If the government has nothing to hide, it should publish the documents today.

Assurances are not transparency.
You wan give headache to the laptop bois. How dey wan use counter this your counter. By now they will at least wish seun move this topic away from frontpage.
Re: Xpress Payments: 'Your Assertions Incorrect And Misleading' - FIRS Replies Atiku by nedekid: 10:02pm On Nov 23, 2025
Believe them at you own peril. That was the same thing they said with alpha Betta.
Re: Xpress Payments: 'Your Assertions Incorrect And Misleading' - FIRS Replies Atiku by Kelklein(m): 10:20pm On Nov 23, 2025
Instead of addressing the issues raised... as usual using administrative járgons to bamboozle and confuse the readers.
Re: Xpress Payments: 'Your Assertions Incorrect And Misleading' - FIRS Replies Atiku by BreconHills(m): 10:29pm On Nov 23, 2025
iwaeda:
Nothing is misleading, Alphabets subsidiary. grin angry grin grin angry
Flutterwave and Etranzact too?
Re: Xpress Payments: 'Your Assertions Incorrect And Misleading' - FIRS Replies Atiku by DatFrenchboi: 12:27am On Nov 24, 2025
Don’t forget, Seyi is the Tech guy and he’s contesting for governor of Lagos State…Learn to draw obvious dots
Re: Xpress Payments: 'Your Assertions Incorrect And Misleading' - FIRS Replies Atiku by Nauttyprof(m): 3:07am On Nov 24, 2025
Xscape1993:
Another APC battery backup from the pit of hell. Until we start telling ourselves the bitter truth in this country, Nigeria may not progress from this stage. Any educated man who sees things from the perspective of religion, tribal and political is a waste and a burden to humanity.
Please, also include that anybody who sees things from the perspective of personal preferences is a waste and burden to humanity. We can't continue to be insincere in every sense and expect the transformation that we desire.
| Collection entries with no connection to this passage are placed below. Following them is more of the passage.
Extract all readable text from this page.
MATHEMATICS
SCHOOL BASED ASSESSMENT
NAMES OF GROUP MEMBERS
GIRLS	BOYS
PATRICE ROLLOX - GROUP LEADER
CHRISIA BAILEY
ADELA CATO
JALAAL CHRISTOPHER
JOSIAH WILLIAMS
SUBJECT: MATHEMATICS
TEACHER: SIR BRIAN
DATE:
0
We speak when there are wrongs but we do so sincerely without any attaching things to personal preferences too.
Re: Xpress Payments: 'Your Assertions Incorrect And Misleading' - FIRS Replies Atiku by ironheart(m): 7:32am On Nov 24, 2025
anonimi:
The job of Tinubu’s IRS is to source out its own job to private companies that are owed by Tinubu and his cronies for state capture.
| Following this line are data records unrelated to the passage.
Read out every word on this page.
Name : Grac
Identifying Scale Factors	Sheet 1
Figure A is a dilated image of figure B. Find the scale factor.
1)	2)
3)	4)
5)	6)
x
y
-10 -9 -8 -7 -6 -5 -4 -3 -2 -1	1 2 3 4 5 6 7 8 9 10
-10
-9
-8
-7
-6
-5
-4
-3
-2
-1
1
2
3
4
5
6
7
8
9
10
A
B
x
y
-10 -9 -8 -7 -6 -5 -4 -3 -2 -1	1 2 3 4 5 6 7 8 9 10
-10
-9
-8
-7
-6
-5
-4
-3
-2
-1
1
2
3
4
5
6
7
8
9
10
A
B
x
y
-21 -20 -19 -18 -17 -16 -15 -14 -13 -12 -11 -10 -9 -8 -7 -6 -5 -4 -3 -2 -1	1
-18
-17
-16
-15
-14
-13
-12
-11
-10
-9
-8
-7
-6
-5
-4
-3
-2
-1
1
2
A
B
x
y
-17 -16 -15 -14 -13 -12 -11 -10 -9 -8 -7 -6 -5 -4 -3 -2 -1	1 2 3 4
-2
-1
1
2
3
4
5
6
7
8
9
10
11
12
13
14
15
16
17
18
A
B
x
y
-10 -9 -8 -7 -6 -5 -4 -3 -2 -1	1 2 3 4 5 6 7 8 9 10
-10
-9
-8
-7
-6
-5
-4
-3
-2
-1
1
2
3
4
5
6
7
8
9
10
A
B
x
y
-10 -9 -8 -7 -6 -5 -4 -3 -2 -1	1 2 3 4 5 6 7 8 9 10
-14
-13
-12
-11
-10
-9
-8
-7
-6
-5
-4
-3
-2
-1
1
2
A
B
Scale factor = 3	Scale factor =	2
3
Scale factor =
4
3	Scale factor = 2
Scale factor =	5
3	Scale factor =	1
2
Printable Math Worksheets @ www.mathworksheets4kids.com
same way they outsourced road construction to companies without capacities and they made ministry or works incapacitated and they cannot employ people. This made our roads worst
Re: Xpress Payments: 'Your Assertions Incorrect And Misleading' - FIRS Replies Atiku by Saidfx(m): 8:44am On Nov 24, 2025
If Nigeria was a country meant to be, no o one should pay tax but rather work and get rewarded
Re: Xpress Payments: 'Your Assertions Incorrect And Misleading' - FIRS Replies Atiku by Alliswell248: 8:53am On Nov 24, 2025
anonimi:
Are these Yorubalokan BATists also sore losers, seeing that they are getting daily bread palliative in the absence of promised jobs huh
Go to sokoto prison and ask kanu, the international terrorist, he has the answer.